“Ladies and gentlemen!” Tanner Tavish raised his arms dramatically from the middle of the Golden Circle. “Prepare yourselves for your first Elimination Challenge. Your hour of fish filleting and cooking is about to begin.”
London groaned, both at the dead fish lying on a thick black mat on their station, and at Tanner’s ladies and gentlemen. Both, at the moment seemed equally irritating.
London had never actually gutted a fish before, which in hindsight seemed like an embarrassing skill to miss. Their assignment of halibut was a relatively common white fish whose meat London had cooked with before. But they had apparently never actually . . . seen a halibut. It looked nothing like a rainbow trout, London knew now.

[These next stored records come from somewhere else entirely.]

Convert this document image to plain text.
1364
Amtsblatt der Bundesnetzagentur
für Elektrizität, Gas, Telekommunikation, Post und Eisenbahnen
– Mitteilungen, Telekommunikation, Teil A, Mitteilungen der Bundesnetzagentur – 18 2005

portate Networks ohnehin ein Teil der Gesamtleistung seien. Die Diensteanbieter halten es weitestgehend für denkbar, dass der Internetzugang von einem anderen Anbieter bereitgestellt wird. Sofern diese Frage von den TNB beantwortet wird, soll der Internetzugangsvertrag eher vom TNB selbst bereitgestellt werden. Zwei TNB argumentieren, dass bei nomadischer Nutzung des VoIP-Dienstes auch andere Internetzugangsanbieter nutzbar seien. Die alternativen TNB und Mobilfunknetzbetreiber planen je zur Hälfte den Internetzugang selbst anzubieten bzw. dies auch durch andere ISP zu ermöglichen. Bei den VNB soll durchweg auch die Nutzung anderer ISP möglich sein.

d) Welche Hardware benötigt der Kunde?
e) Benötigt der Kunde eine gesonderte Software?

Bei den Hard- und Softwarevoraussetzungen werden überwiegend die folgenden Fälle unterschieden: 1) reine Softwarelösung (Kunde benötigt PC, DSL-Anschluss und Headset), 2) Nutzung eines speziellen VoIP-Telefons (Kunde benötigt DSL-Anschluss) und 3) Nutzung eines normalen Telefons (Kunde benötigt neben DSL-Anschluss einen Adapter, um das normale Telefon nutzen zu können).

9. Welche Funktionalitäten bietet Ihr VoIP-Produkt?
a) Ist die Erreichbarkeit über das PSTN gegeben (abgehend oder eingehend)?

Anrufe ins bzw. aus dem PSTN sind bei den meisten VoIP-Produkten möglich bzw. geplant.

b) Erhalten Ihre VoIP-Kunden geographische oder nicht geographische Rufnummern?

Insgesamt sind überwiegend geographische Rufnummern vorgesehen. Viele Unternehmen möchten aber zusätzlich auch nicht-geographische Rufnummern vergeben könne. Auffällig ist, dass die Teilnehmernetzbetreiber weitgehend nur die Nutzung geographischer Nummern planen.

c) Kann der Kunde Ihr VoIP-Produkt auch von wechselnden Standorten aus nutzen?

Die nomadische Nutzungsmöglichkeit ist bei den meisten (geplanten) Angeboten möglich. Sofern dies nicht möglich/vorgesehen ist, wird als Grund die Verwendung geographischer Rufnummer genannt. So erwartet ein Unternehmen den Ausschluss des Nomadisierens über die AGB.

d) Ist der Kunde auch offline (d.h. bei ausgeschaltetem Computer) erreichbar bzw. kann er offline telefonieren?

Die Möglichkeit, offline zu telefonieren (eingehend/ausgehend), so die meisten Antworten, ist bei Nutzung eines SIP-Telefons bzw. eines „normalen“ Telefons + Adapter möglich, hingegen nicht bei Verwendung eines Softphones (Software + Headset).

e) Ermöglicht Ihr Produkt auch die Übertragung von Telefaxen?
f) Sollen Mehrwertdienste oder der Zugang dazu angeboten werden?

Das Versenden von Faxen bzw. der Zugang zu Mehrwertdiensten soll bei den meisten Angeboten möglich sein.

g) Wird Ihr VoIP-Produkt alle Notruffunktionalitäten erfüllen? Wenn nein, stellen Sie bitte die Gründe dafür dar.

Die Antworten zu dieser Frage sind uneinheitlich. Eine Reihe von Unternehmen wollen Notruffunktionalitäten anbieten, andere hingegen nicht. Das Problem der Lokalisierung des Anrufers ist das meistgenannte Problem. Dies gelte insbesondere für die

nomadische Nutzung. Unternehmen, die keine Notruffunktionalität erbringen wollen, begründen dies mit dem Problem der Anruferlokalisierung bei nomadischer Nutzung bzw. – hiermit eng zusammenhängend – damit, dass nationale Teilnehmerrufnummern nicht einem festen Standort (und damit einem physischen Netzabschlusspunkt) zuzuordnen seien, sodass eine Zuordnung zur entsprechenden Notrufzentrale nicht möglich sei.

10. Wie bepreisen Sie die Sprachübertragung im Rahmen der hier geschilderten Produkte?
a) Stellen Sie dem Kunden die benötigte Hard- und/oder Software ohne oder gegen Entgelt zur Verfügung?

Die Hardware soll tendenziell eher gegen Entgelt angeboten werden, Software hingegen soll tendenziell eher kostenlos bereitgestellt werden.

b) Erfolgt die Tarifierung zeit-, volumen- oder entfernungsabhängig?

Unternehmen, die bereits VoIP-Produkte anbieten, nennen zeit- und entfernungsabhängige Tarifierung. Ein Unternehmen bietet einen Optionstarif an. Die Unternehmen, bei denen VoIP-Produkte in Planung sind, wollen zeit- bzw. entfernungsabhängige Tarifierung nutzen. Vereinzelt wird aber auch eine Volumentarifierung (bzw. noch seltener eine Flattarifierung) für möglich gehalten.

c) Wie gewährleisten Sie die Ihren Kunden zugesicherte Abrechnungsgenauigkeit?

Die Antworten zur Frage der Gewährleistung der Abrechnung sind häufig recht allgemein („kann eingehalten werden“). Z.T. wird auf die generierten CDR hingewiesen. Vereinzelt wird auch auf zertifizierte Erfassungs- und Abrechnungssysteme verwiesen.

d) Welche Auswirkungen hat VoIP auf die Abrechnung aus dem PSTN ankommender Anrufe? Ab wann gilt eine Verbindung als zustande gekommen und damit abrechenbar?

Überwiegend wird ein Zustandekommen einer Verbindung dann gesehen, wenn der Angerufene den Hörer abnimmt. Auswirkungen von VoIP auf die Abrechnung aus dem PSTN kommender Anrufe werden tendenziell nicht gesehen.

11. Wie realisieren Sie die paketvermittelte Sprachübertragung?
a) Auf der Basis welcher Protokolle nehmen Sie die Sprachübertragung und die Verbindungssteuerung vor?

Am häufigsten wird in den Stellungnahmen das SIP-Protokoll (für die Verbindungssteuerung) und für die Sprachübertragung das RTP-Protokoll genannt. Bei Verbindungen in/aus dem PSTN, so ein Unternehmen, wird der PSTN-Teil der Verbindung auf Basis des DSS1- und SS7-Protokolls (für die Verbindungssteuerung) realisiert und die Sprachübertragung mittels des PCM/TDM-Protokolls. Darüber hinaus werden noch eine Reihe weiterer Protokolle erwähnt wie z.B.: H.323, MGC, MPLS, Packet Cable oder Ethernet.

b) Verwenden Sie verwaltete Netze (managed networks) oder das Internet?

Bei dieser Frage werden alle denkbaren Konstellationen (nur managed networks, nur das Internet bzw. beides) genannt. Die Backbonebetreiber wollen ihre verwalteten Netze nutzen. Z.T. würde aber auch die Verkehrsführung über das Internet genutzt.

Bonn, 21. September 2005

“Careful with this one,” the crew member who had flopped it onto London’s station had said. “Its scales are tiny and hidden in the skin.” And then he had smiled and floated away.
Fantastic.
It was also rather . . . flat. And had strange fin things on the top and bottom. Were they called fins?
London should have tried harder with their California rolls.
“And your time begins . . . ” Tanner leaned forward, drawing out the pause. “Now!”
The red numbers at the judges’ table clicked from 60 to 59.
London picked up a knife.
Things went smoothly for a while, or as smoothly as a slippery, unwieldy piece of protein could go. Scales were indeed sons of bitches, but once London had sliced their first fillet from the spine, they started to breathe easier.
And then they made the mistake of looking up.
Dahlia’s swordfish was already done, somehow, and her fillets looked flawless. She was currently helping Jacob, with Tanner Tavish observing, likely to make sure Dahlia didn’t help too much. She was gesturing with one hand, holding Jacob’s knife along his catfish with the other. Her body looked fully relaxed, so different from how she had looked yesterday and the day before. London could tell by the way her shoulders were no longer bunched, by the smile on her face, by the way she leaned her hip casually against the station.
“Yes,” Tavish was saying. “Exactly. Excellent technique, Dahlia.”
Before Dahlia returned to her swordfish, she pointed to the now semi-mangled head of the catfish on Jacob’s station. She motioned to her own chin, surely saying something about the horrifying, slimy whiskers on the fish, although London couldn’t hear exactly what she was saying over Ahmed’s frustrated cursing next to them.
London flipped their first fillet over—slightly hacked, but intact, not bad for their first try, they thought—and started on the halibut’s other side.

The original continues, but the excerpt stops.